Recent developments in Orbital Communication Theory (OCT) of the chemical bond are summarized. Conditional probabilities defining molecular information networks are generated using the bond-projected Superposition Principle (SP) of quantum mechanics. The communications between atomic orbitals (AO) are proportional to squares of elements in the Charge-and-Bond-Order (CBO) matrix, thus being related to Wiberg’s quadratic indices of the chemical bond-order. Molecular propagation of information exhibits the communication-noise due to electron delocalization via the system chemical bonds, the entropic bond-covalency, measured by the channel conditional entropy. Information bond-ionicity is reflected by the channel mutual information (information flow) descriptor.

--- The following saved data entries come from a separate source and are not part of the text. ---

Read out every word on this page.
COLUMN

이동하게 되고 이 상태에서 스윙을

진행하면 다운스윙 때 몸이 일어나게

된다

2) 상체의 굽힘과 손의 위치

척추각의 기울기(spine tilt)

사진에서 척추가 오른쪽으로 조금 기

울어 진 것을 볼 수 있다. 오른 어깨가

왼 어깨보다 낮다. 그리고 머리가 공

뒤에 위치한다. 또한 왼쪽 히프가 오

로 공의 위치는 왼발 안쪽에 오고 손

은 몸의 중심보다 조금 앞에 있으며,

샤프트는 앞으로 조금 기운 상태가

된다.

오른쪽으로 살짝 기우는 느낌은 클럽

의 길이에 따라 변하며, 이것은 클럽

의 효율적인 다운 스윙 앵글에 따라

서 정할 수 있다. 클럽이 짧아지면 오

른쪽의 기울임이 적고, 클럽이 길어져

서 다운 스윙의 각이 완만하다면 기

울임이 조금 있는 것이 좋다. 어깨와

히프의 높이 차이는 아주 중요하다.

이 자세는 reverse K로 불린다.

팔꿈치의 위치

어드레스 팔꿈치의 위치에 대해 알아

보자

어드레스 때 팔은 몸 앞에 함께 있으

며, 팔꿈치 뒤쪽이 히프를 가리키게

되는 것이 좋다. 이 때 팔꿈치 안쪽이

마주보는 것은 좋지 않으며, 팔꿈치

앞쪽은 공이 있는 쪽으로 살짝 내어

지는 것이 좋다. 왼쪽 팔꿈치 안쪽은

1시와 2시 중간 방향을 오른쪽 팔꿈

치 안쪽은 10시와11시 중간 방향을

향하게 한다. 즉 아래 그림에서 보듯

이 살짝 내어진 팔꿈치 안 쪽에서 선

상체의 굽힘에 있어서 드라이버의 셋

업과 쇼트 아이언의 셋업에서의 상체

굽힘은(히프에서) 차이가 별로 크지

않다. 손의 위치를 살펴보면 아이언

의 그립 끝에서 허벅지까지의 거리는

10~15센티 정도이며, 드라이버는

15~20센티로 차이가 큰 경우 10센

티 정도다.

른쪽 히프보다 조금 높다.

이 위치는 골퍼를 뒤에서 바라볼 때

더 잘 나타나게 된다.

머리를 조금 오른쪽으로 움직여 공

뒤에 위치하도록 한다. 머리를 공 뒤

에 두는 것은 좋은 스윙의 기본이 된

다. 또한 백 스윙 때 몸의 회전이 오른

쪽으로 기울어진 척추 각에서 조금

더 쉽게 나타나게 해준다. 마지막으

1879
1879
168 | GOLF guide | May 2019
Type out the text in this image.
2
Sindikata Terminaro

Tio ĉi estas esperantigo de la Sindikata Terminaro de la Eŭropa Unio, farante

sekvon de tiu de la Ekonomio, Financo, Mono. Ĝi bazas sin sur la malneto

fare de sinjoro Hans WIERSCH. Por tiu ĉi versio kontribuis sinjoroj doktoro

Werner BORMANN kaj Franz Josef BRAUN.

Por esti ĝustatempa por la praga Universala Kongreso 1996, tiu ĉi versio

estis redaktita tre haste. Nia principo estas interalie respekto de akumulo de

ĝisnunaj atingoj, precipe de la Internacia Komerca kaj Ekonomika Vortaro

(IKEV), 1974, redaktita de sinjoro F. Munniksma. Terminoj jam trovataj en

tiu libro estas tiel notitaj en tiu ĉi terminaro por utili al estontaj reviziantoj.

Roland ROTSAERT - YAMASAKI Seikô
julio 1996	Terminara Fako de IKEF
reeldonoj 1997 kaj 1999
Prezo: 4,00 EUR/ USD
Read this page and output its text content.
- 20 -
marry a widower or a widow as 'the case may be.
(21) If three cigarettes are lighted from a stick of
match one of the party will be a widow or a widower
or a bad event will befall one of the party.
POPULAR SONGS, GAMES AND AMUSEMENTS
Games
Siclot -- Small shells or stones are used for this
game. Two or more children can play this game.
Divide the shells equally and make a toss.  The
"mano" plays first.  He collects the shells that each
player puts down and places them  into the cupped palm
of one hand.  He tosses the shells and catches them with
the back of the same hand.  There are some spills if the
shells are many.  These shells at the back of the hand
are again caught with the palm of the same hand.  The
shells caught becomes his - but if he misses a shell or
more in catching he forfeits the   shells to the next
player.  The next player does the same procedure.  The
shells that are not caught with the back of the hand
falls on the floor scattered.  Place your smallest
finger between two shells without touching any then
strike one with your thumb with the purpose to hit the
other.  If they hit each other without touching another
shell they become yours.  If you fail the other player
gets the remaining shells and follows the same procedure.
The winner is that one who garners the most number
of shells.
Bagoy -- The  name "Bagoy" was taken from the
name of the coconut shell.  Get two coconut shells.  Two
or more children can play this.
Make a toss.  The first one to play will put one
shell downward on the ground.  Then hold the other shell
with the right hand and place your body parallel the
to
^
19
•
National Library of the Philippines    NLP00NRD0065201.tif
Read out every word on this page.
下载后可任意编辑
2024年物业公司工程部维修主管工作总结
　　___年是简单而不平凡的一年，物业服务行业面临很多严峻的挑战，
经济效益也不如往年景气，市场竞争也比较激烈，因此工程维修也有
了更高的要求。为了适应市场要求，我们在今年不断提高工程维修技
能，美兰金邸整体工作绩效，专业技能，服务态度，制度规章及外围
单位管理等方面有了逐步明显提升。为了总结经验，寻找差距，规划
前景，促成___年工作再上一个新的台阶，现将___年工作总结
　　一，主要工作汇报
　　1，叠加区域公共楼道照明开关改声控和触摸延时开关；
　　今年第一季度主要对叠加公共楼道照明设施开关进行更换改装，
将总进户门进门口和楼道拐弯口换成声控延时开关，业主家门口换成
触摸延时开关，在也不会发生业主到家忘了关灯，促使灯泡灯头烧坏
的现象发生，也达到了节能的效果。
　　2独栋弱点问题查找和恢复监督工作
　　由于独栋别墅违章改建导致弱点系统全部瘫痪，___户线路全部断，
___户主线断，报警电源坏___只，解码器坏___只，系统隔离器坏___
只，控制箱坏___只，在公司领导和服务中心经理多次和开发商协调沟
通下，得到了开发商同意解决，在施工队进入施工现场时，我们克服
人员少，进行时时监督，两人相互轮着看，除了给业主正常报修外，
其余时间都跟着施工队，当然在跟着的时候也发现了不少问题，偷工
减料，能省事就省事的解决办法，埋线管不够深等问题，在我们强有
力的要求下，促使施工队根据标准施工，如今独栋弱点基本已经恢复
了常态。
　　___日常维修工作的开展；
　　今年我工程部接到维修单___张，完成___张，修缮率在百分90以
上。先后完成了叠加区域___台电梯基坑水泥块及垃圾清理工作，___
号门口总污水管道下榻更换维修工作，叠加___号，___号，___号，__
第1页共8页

The amplitude and probability information systems are distinguished, with the former being capable of the communication interference. This phase-aspect is lost in the probabilistic treatment of classical Information Theory (IT). The OCT perspective identifies the “indirect” chemical bonds in the “cascade” propagation realized via AO intermediates. These through-bridge “bonds” extend range of chemical interactions and supplement the “direct” (through-space) bonds realized by the constructive AO interference or direct communications between them. The flexible-input extension of OCT provides a continuous description of the fragment dissociation, giving a fair agreement between chemical expectations, OCT bond-multiplicities, and Wiberg bond-orders. The occupational orbital decoupling in OCT is properly represented, when separate communication systems for each occupied MO are used and their occupation-weighted entropy/information contributions are classified as bonding (positive) or antibonding (negative), in accordance with the signs of CBO matrix elements reflecting AO phases. These developments are illustrated in two-orbital model and representative π-electron systems. Resultant amplitude communications in multiconfiguration theory are explored, AO communications in Valence-Bond (VB) structures of H2 are examined, and intrinsic nonorthogonality problem of VB description is discussed. The covalent structure generates noiseless channel involving solely the offdiagonal (inter-orbital) propagations, while the ionic state corresponds to deterministic channel of the diagonal (intra-atomic) communications.